Geçen Sene Diskalifiye Edilmişti
Son olimpiyat şampiyonu ve sıkletinde dünya 1 numarası olan milli boksörümüz Busenaz Sürmeneli çeyrek finalde eşleştiği Taylandlı Janjaem Suwannapheng‘i eleye bilseydi transseksüel olduğu iddiaları ile gündem olan Cezayirli boksör Imane Khelif ise Macar Anna Luca Hamori’yi elemesi halinde bu iki sporcu yarı finalde eşleşecekti.
İşte bu nedenle ve hukuki çıkarımız olduğu için Türkiye Boks Federasyonu Uluslararası Olimpiyat Komitesine (IOC)‘ye başvuru yaptı. Başvuruda Khelif‘in, “cinsiyet uygunluk testleri de dahil olmak üzere çeşitli testleri geçemediği” hatırlatılarak oyuncunun organizasyondan diskalifiye edilmesi ifade edildi. Aynı başvuruyu Dünya Boks Federasyonu da yapmıştı.
Ancak IOC tüm başvuruları kabul etmedi.
Gerek Khelif ve gerekse Janjaem geçen yıl dünya şampiyonası öncesi yapılan testlerden geçemeyerek erkek kromozomuna sahip oldukları gerekçesiyle diskalifiye edilmişlerdi.

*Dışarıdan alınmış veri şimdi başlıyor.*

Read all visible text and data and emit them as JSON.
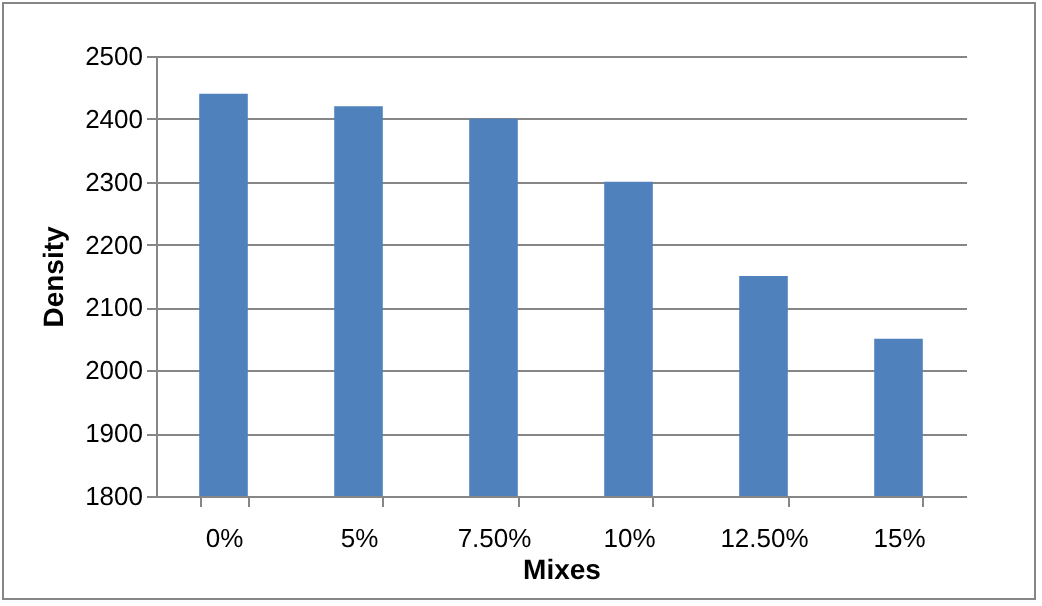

Özetle Uluslararası Olimpiyat komitesi ile Dünya Boks federasyonunun görüşleri biri birleri ile örtüşmedi.
Uluslararası Olimpiyat Komitesi (IOC) sözcüsü Mark Adams, Khelif’in olimpiyat uygunluk kriterlerinin ihlal etmediğin belirtti ve şunları söyledi: “Cezayirli boksör kadın olarak doğdu, kadın olarak kaydedildi, hayatını kadın olarak yaşadı, kadın olarak boks yaptı ve kadın pasaportuna sahip. Bu bir transseksüel olayı değil. Bunu söylemediğinizi biliyorum ancak bir şekilde bunun bir kadınla dövüşen bir erkek olduğu yönünde bazı kafa karışıklıkları var. Böyle bir durum söz konusu değil. Bilimsel olarak bu konuda fikir birliği var. Bu bir kadınla dövüşen bir erkek değil ve bence bunu anlamamız gerekiyor.”
Diğer Sporcularda ‘X’ Yapmıştı
Lin Yu-Ting ve Imane Khelif’in Paris 2024’te daha önce mağlup ettiği sporcular da tıpkı Esra Yıldız Kahraman gibi ‘X’ işaretini yapmıştı.
Bilimsel incelemelere göre insan DNA’sı, 23 çiftten oluşan 46 adet kromozoma sahip. Bunların 22’si hem erkek hem de kadında aynıdır. Kalan çift ise cinsiyet kromozomlarını oluşturur. Kadınlarda son çift XX, erkeklerde ise XY normal kromozom kuruluşu olarak bulunmaktadır. ‘X’ işareti ile dişiliği ve kadın kategorisinde yarışan sporcuları işaret edilmektedir.
Buradaki sorun insanların tras veya interseks olup olmamaları değildir. Bir spor yarışmasında kadının kadınla, erkeğin erkekle ya da açıkça belirtilerek bir cinsin karşı cinsle mücadele edip etmediğidir.
Sözünü ettiğimiz her iki boksörde XY erkek hücresi saptanmış olmasına göre bu boksörlerin, kendilerini kadın olarak değerlendirmeleri, regl olmaları ve ayrıca dişi üreme organlarının bulunması Olimpiyatlarda “kadın” kategorisinde yarışmalarını haklı kılmaz.
Her şeyden önce bu durum bu sporcularla yarışan diğer sporcularda psikolojik bir baskı yaratır. Tüm sporcuların hakseverliğe uygun koşullarda yarışma hakları korunmalıdır. Bazı sporcuların yüksek testosteron derecesine sahip olmaları fiziksel güçlerini etkileyeceğinden, bu sporcularla yarışan diğer sporcular için eşit ve adil koşulların sağlandığın ileri sürmek doğru değildir.
Zaten binlerce seyirci-izleyici de Uluslararası Olimpiyat Komitesinden gelecekteki yarışmalar için adil bir karar verilmesini beklemektedir.